"Terror mastermind Osama bin Laden is so obsessed with singer Whitney Houston he thought about killing her husband, Bobby Brown, it was claimed last night.
"The suggestion is made by Sudanese poet and novelist Kola Boof, who claims she was bin Laden's sex slave for four months 10 years ago.
In her autobiography, Diary of a Lost Girl, she writes: "He told me Whitney Houston was the most beautiful woman he'd ever seen."
Boof, 37, who claims bin Laden raped her and held her prisoner in a Moroccan hotel, says he could not stop talking about the songbird, even though he disapproved of music.
"Osama kept coming back to Whitney Houston," she says in the book, excerpted in the magazine Harpers' Bazaar. "He asked if I knew her personally when I lived in America. I told him I didn't.
"He said that he had a paramount desire for Whitney Houston, and although he claimed music was evil he spoke of someday spending vast amounts of money to go to America and try to arrange a meeting with the superstar.
"It didn't seem impossible to me. He said he wanted to give Whitney Houston a mansion that he owned in a suburb of Khartoum.
"He explained to me that to possess Whitney he would be willing to break his colour rule and make her one of his wives.
"Whitney Houston's name was the one that would be mention constantly.
"How beautiful she was, what a nice smile she has, how truly Islamic she is but is just brainwashed by American culture and by her husband Bobby Brown, whom Osama talked about having killed, as if it were normal to have women's husbands killed." [Source] (h/t to Susan)
Damn, OBL had more love for Whitney that some of the racist mofos in this country. (And people wonder why I despise FOX and everything they represent so much.)
Anyway, tonight I want to blog about the "occupy woman's vagina" folks who have hijacked this contraception debate. Because we all know that blocking a woman's right to reproductive services is the republican thing to do.
President Obama, much to my displeasure, compromised with the Catholic Church in this debate. I hate to break it to him, but if he thought that the folks who are trying to score cheap political brownie points from this would back off, he would be wrong. And the Catholic Church certainly isn't giving any ground. (Why should they? It's not like we are talking about pedophile priests or anything.)
"It's still clear that President Obama does not understand this isn't about cost--it's about who controls the religious views of faith-based institutions," Blunt said in a released statement. "President Obama believes that he should have that control. Our constitution states otherwise."
And who should have the control over a woman's body? If a------ fill in your religion other than Catholic--- woman chooses to work for a Catholic hospital or university and wants to buy birth control pills for whatever, are you telling me that she shouldn't be allowed because she works for a Catholic institution? (One that most likely gets some kind of public funding.) What about individual freedoms in this country?
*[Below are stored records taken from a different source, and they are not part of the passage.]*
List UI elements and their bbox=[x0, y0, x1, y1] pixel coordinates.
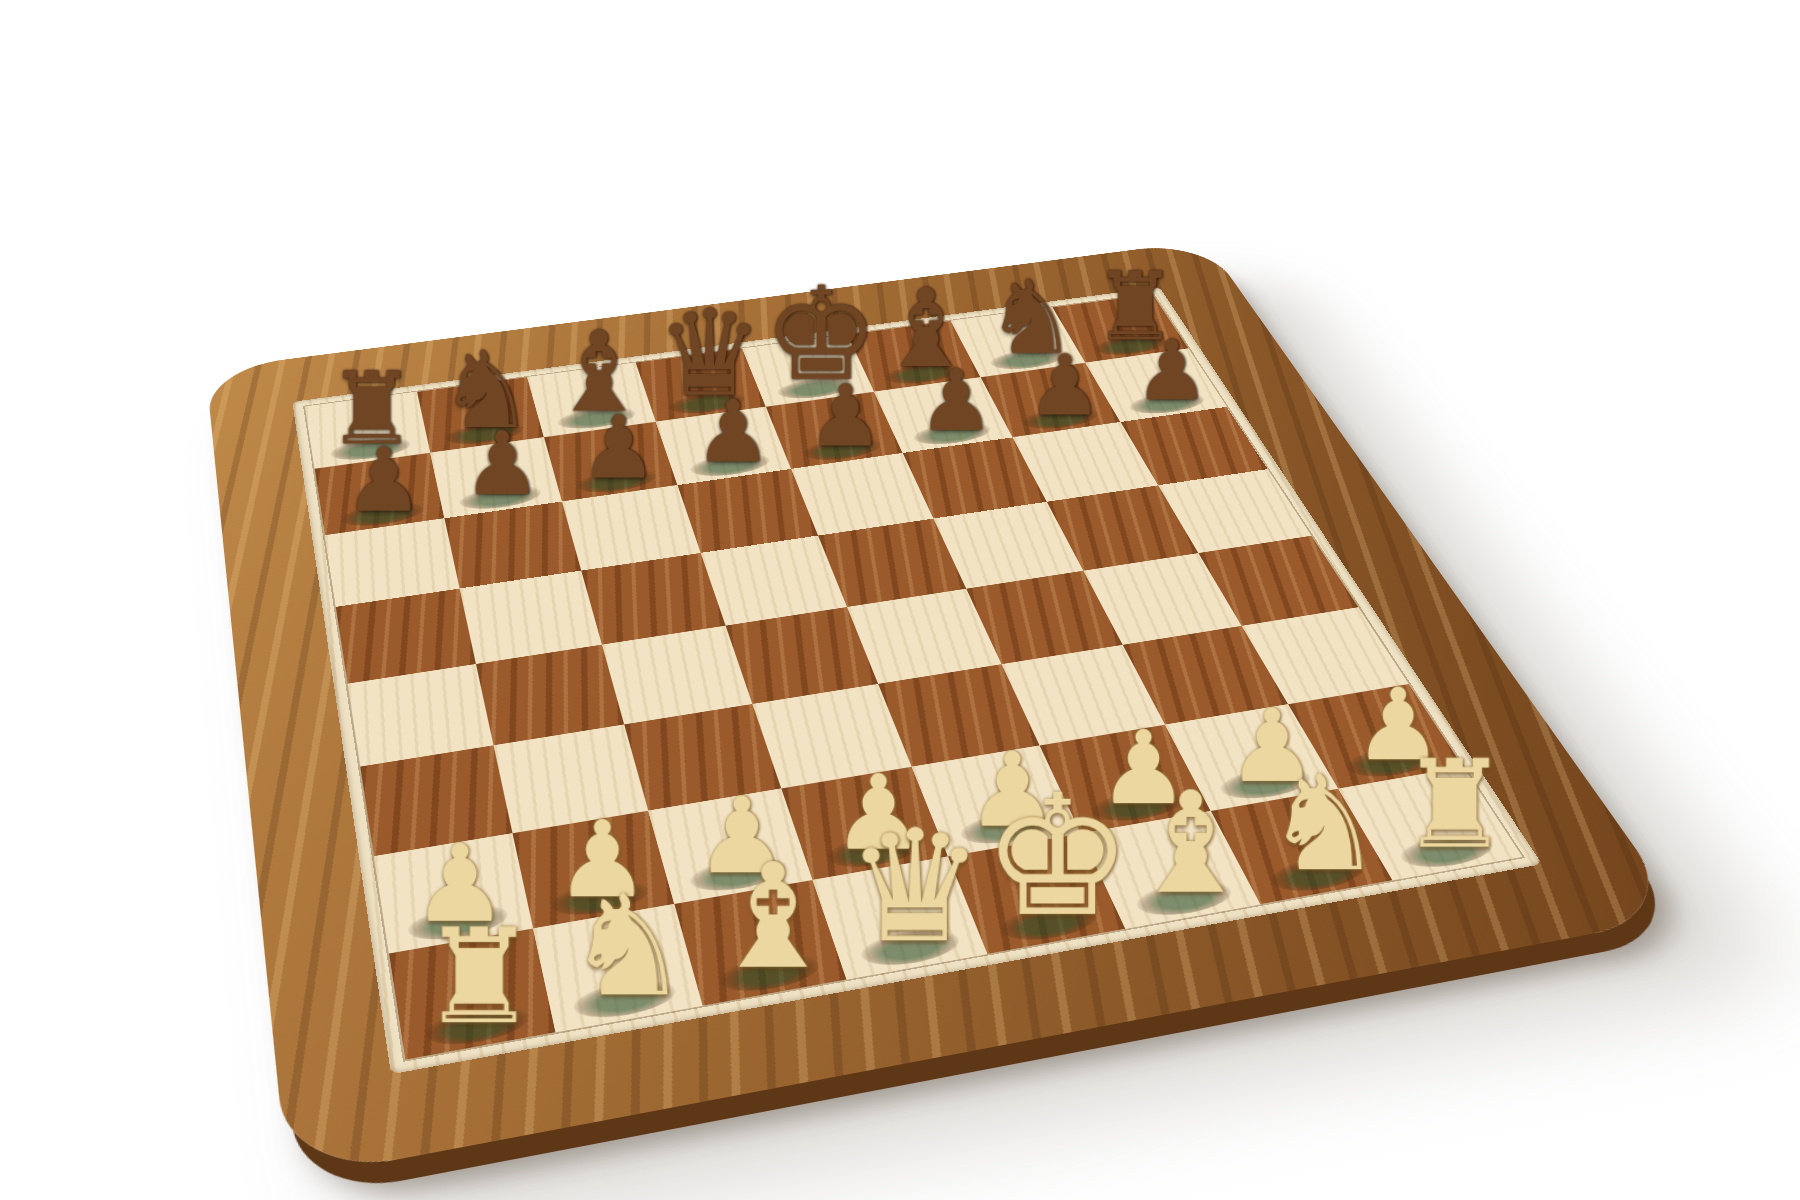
piece-black-pawn-e7[interactable]: ♟ bbox=[788, 376, 903, 457]
square-b5[interactable] bbox=[460, 571, 602, 664]
piece-black-pawn-b7[interactable]: ♟ bbox=[443, 423, 561, 506]
piece-black-pawn-a7[interactable]: ♟ bbox=[324, 439, 443, 523]
piece-black-pawn-c7[interactable]: ♟ bbox=[560, 407, 677, 489]
piece-black-pawn-h7[interactable]: ♟ bbox=[1116, 332, 1228, 411]
maple-border-strip: ♜♞♝♛♚♝♞♜♟♟♟♟♟♟♟♟♟♟♟♟♟♟♟♟♜♞♝♛♚♝♞♜ bbox=[292, 287, 1542, 1074]
piece-white-rook-h1[interactable]: ♜ bbox=[1385, 747, 1525, 863]
piece-black-pawn-d7[interactable]: ♟ bbox=[675, 391, 791, 473]
piece-white-bishop-f1[interactable]: ♝ bbox=[1119, 778, 1262, 911]
square-d6[interactable] bbox=[678, 469, 819, 553]
square-e6[interactable] bbox=[791, 453, 933, 536]
chess-board: ♜♞♝♛♚♝♞♜♟♟♟♟♟♟♟♟♟♟♟♟♟♟♟♟♜♞♝♛♚♝♞♜ bbox=[206, 241, 1684, 1181]
piece-black-pawn-g7[interactable]: ♟ bbox=[1008, 346, 1121, 426]
square-d5[interactable] bbox=[701, 536, 847, 626]
piece-white-knight-b1[interactable]: ♞ bbox=[553, 881, 702, 1013]
piece-white-queen-d1[interactable]: ♛ bbox=[842, 813, 988, 960]
piece-white-king-e1[interactable]: ♚ bbox=[982, 777, 1126, 936]
piece-white-bishop-c1[interactable]: ♝ bbox=[699, 849, 846, 987]
piece-black-pawn-f7[interactable]: ♟ bbox=[899, 361, 1013, 441]
square-b4[interactable] bbox=[476, 645, 624, 746]
photo-scene: ♜♞♝♛♚♝♞♜♟♟♟♟♟♟♟♟♟♟♟♟♟♟♟♟♜♞♝♛♚♝♞♜ bbox=[0, 0, 1800, 1200]
board-grid: ♜♞♝♛♚♝♞♜♟♟♟♟♟♟♟♟♟♟♟♟♟♟♟♟♜♞♝♛♚♝♞♜ bbox=[305, 294, 1522, 1060]
piece-white-knight-g1[interactable]: ♞ bbox=[1253, 761, 1394, 886]
square-a1[interactable]: ♜ bbox=[389, 929, 556, 1060]
square-c7[interactable]: ♟ bbox=[544, 422, 677, 502]
square-b1[interactable]: ♞ bbox=[533, 904, 703, 1032]
piece-white-rook-a1[interactable]: ♜ bbox=[404, 915, 555, 1040]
If a non Seventh Day Adventist man works for Andrews University and wants to buy a bucket of chicken in Berrien Springs, Michigan on a Saturday night, are you telling me that he shouldn't be allowed to because Adventist don't believe in eating meat? And if the poor guy gets a heart attack because of his love for the Colonel's cooking, are you saying that the Seventh Day Adventist health plan shouldn't have to pay for his hospital visit to clear out his arteries? Should an employer who is Jehovah's Witness be allowed to deny blod transfusions to one of his or her employees? Of course not. We all know a stretch when we see one.
The hierarchy of the Catholic Church and their political soul-mates are trying to pull a fast one on the American people. This is not about religious freedom, it's about religious tyranny. Do you honestly believe that if men had to give birth to children we would even be having this debate?
I love what Wendy Kaminer wrote in The Atlantic:
"What accounts for the rhetorical excesses of the Catholic Church and its advocates on the campaign trail and in the media? They reflect some genuine outrage, no doubt. But, in part, the rhetoric is an organizing tool (which may succeed in wresting new concessions from the administration). And in part, it reflects larger rhetorical trends: We inhabit a culture of hyperbole, especially during election years. Every argument is a gunfight (to which someone mistakenly brings a knife), every gunfight is a war, and every war a potential apocalypse.
Still, while the fate of American civilization doesn't depend on this debate about the obligations of church-affiliated institutions to abide by secular law, the stakes are relatively high. As government workers are laid off and government programs shrink, the public role of private, tax-exempt non-profits expands. The stronger their right to dispense public funds and deliver public services according to sectarian religious dictates, the weaker our rights to a non-sectarian public sphere. It's a zero-sum game." [Source]
I disagree with her about one thing: the outrage expressed by church officials might be genuine, but the outrage expressed by the poli-tricksters rallying around this issue are as phony as a W's cowboy persona.